Scroll through Reels long enough, and you’ll land on someone crediting their suspiciously smooth skin to Skinvive. Nicknamed the “glass skin injectable”, it’s become the buzziest four syllables in aesthetic medicine right now. But strip away the before-and-afters, and there’s more nuance to the treatment than your social media feed is letting on.
The science bit, minus the jargon
Skinvive is an FDA-approved treatment for smooth cheek texture in adults over 21 and works by placing microdroplets of hyaluronic acid—a sugar molecule capable of holding up to 1,000 times its own weight in water—just under the skin’s surface. The appointment itself is rather unremarkable: about 30 minutes under a numbing cream, then 10 to 15 minutes of injections that mostly register as pinpricks. Some redness, mild swelling, or a small bruise at the injection sites is normal, and it usually settles within a day or two. No real downtime.
If dermal fillers defined the 2010s, this one belongs to the current era of “undetectable aesthetics”, where looking well-rested beats looking obviously done. That shift has pushed demand toward treatments that upgrade skin quality instead of adding volume.
Dr Saloni Vora, dermatologist at Dr Sheth’s Skin and Hair Clinic, thinks social media has oversold what’s actually possible. “Glass skin is a hype,” she says. “Indians don’t have the genetic or hereditary feature of glass skin.” What Skinvive delivers is smoother, better-hydrated skin and a subtle radiance from a stronger skin barrier, not an Instagram filter come to life.

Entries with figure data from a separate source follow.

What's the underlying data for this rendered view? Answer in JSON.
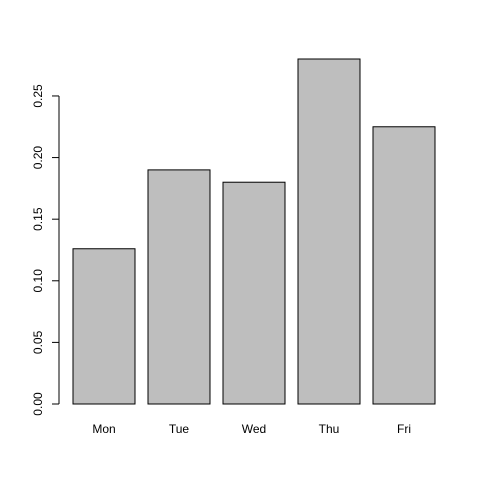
{
  "chart_data": {
    "type": "bar",
    "title": "",
    "xlabel": "",
    "ylabel": "",
    "categories": [
      "Mon",
      "Tue",
      "Wed",
      "Thu",
      "Fri"
    ],
    "values": [
      0.126,
      0.19,
      0.18,
      0.28,
      0.225
    ],
    "ylim": [
      0,
      0.28
    ],
    "yticks": [
      0.0,
      0.05,
      0.1,
      0.15,
      0.2,
      0.25
    ],
    "ytick_labels": [
      "0.00",
      "0.05",
      "0.10",
      "0.15",
      "0.20",
      "0.25"
    ],
    "grid": false,
    "legend": "none",
    "colors": {
      "bar_fill": "#bebebe",
      "bar_border": "#000000",
      "axis": "#000000",
      "background": "#ffffff"
    }
  }
}
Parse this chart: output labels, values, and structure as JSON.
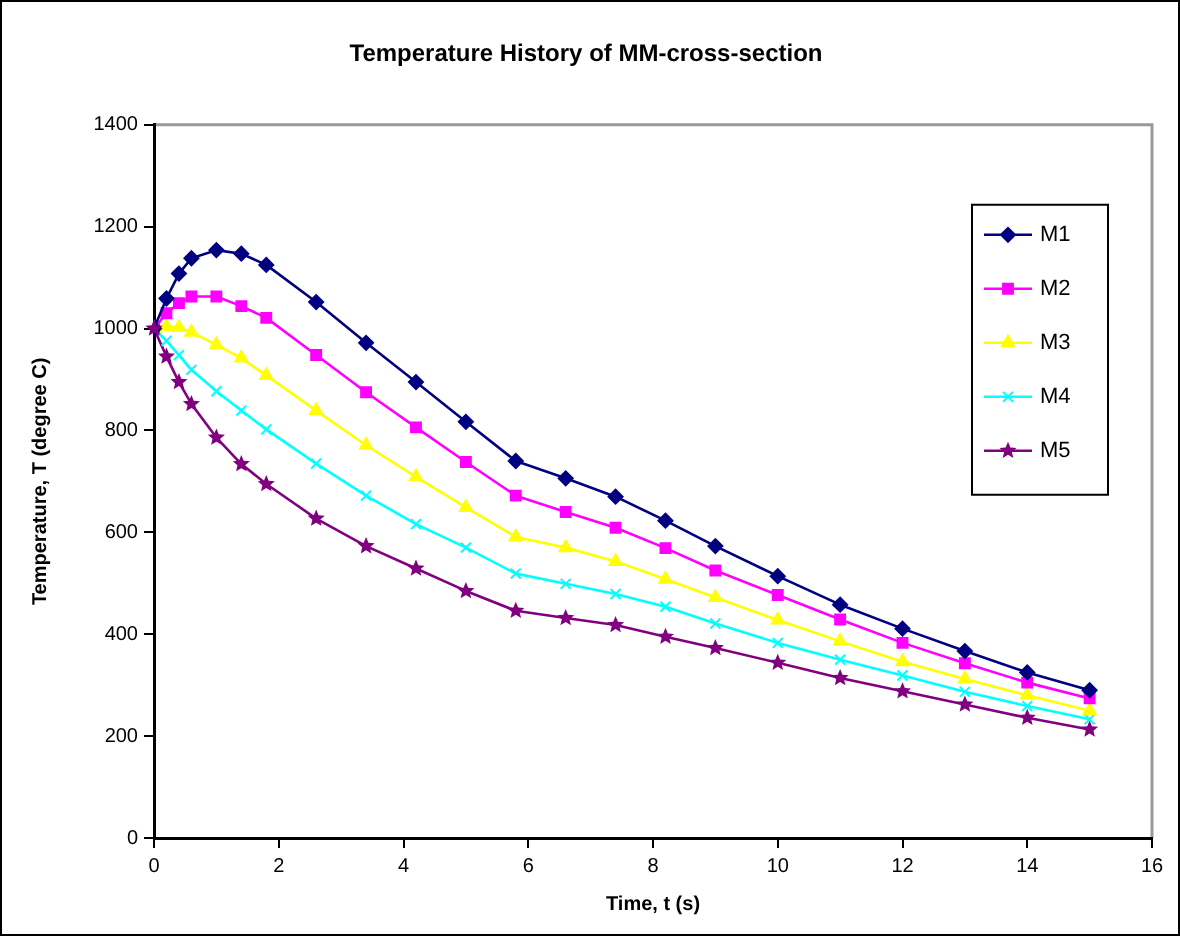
{
  "chart_data": {
    "type": "line",
    "title": "Temperature History of MM-cross-section",
    "xlabel": "Time, t (s)",
    "ylabel": "Temperature, T (degree C)",
    "x": [
      0,
      0.2,
      0.4,
      0.6,
      1,
      1.4,
      1.8,
      2.6,
      3.4,
      4.2,
      5,
      5.8,
      6.6,
      7.4,
      8.2,
      9,
      10,
      11,
      12,
      13,
      14,
      15
    ],
    "series": [
      {
        "name": "M1",
        "color": "#000080",
        "marker": "diamond",
        "values": [
          1000,
          1059,
          1108,
          1138,
          1154,
          1147,
          1125,
          1052,
          972,
          895,
          817,
          740,
          706,
          670,
          623,
          573,
          514,
          458,
          411,
          367,
          325,
          290
        ]
      },
      {
        "name": "M2",
        "color": "#ff00ff",
        "marker": "square",
        "values": [
          1000,
          1030,
          1050,
          1063,
          1063,
          1044,
          1021,
          948,
          875,
          806,
          738,
          672,
          640,
          609,
          569,
          525,
          477,
          429,
          383,
          343,
          305,
          274
        ]
      },
      {
        "name": "M3",
        "color": "#ffff00",
        "marker": "triangle",
        "values": [
          1000,
          1004,
          1002,
          993,
          968,
          942,
          908,
          839,
          771,
          709,
          649,
          591,
          570,
          543,
          508,
          472,
          428,
          386,
          346,
          312,
          280,
          250
        ]
      },
      {
        "name": "M4",
        "color": "#00ffff",
        "marker": "cross",
        "values": [
          1000,
          976,
          948,
          919,
          877,
          839,
          802,
          735,
          672,
          616,
          570,
          519,
          499,
          479,
          454,
          421,
          383,
          350,
          319,
          287,
          259,
          233
        ]
      },
      {
        "name": "M5",
        "color": "#800080",
        "marker": "star",
        "values": [
          1000,
          945,
          895,
          852,
          786,
          734,
          695,
          627,
          573,
          529,
          485,
          446,
          432,
          418,
          395,
          373,
          344,
          314,
          288,
          262,
          236,
          213
        ]
      }
    ],
    "xlim": [
      0,
      16
    ],
    "xticks": [
      0,
      2,
      4,
      6,
      8,
      10,
      12,
      14,
      16
    ],
    "ylim": [
      0,
      1400
    ],
    "yticks": [
      0,
      200,
      400,
      600,
      800,
      1000,
      1200,
      1400
    ],
    "legend": "top right",
    "grid": false,
    "line_style": "solid"
  }
}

So how is this not a filler?
This is where most people get confused. Skinvive sits in a category dermatologists call skin quality boosters—treatments that improve how skin looks and feels without lifting, contouring, or adding volume. Fillers do the opposite: they replace lost volume and sculpt structure.
It also gets lumped in with Profhilo, but the two work differently. Both use hyaluronic acid, but Profhilo is built to stimulate collagen production alongside hydration, which makes it the better pick for skin that’s started to sag. Skinvive stays in its hydration lane—it’s about texture, not lift.
Somewhat ironically, this injectable isn’t for anyone chasing a dramatic transformation. Dr Vora says the ideal candidate is in their twenties or thirties, dealing with dehydration, dullness, or a skin barrier worn down by pollution, stress, and general modern-life chaos. It suits people who want to look fresher without anyone clocking that they’ve had work done. It won’t fix everything, though. Acne scars, deep pigmentation, or very visible pores are still a job for lasers, chemical peels, or radiofrequency microneedling. “Combination therapy works,” says Dr Vora. “It’s not that you did one treatment and all your problems are sorted.”
The real risk isn’t the needle
Good news for melanin-rich skin: Skinvive itself isn’t considered high-risk for post-inflammatory hyperpigmentation (PIH), a common concern after procedures on Indian skin. According to Dr Madhuri Agarwal, founder of Yavana Skin & Hair Clinic, PIH risk comes down to technique, not the product. “If they’re not experts, they don’t assess the skin quality and skin barrier properly.” Continuing potent actives like retinoids or vitamin C right before or after treatment can also add irritation, which eventually shows up as pigmentation.
Cost depends on the area and number of syringes—according to Dr Agarwal, Skinvive starts at around ₹15,000, with full-face treatments running between ₹45,000 and ₹50,000 and face-and-neck costing more. That’s roughly in line with Profhilo, though traditional fillers are priced per syringe.
The bigger risk isn’t the procedure; it’s who’s doing it. Dr Agarwal recommends sticking to board-certified dermatologists or plastic surgeons, checking credentials, asking for real before-and-afters, and being suspicious of steep discounts. “If somebody is giving you cheaper Botox or cheaper filler or cheaper Skinvive, there’s a likelihood that they may not be using a genuine product, or the optimum amount of it,” she says. Ask to see the product before it’s opened—an unsealed, sterile syringe is your proof it’s the real thing—and confirm it’s an FDA-approved brand bought through authorised channels.
The biggest misconception is still coming from social media. Patients walk in expecting filtered skin, which doesn’t exist. “There is nothing like flawless skin,” says Dr Vora. “Everybody has pores.” What you can actually expect is healthier-looking skin, not transformed skin: results show up around three to four weeks post-treatment and last five to six months, with most people going in twice a year.
In short, it won’t give you K-drama glass skin. What it will do is make you look like you slept eight hours and drank two litres of water for months at a stretch.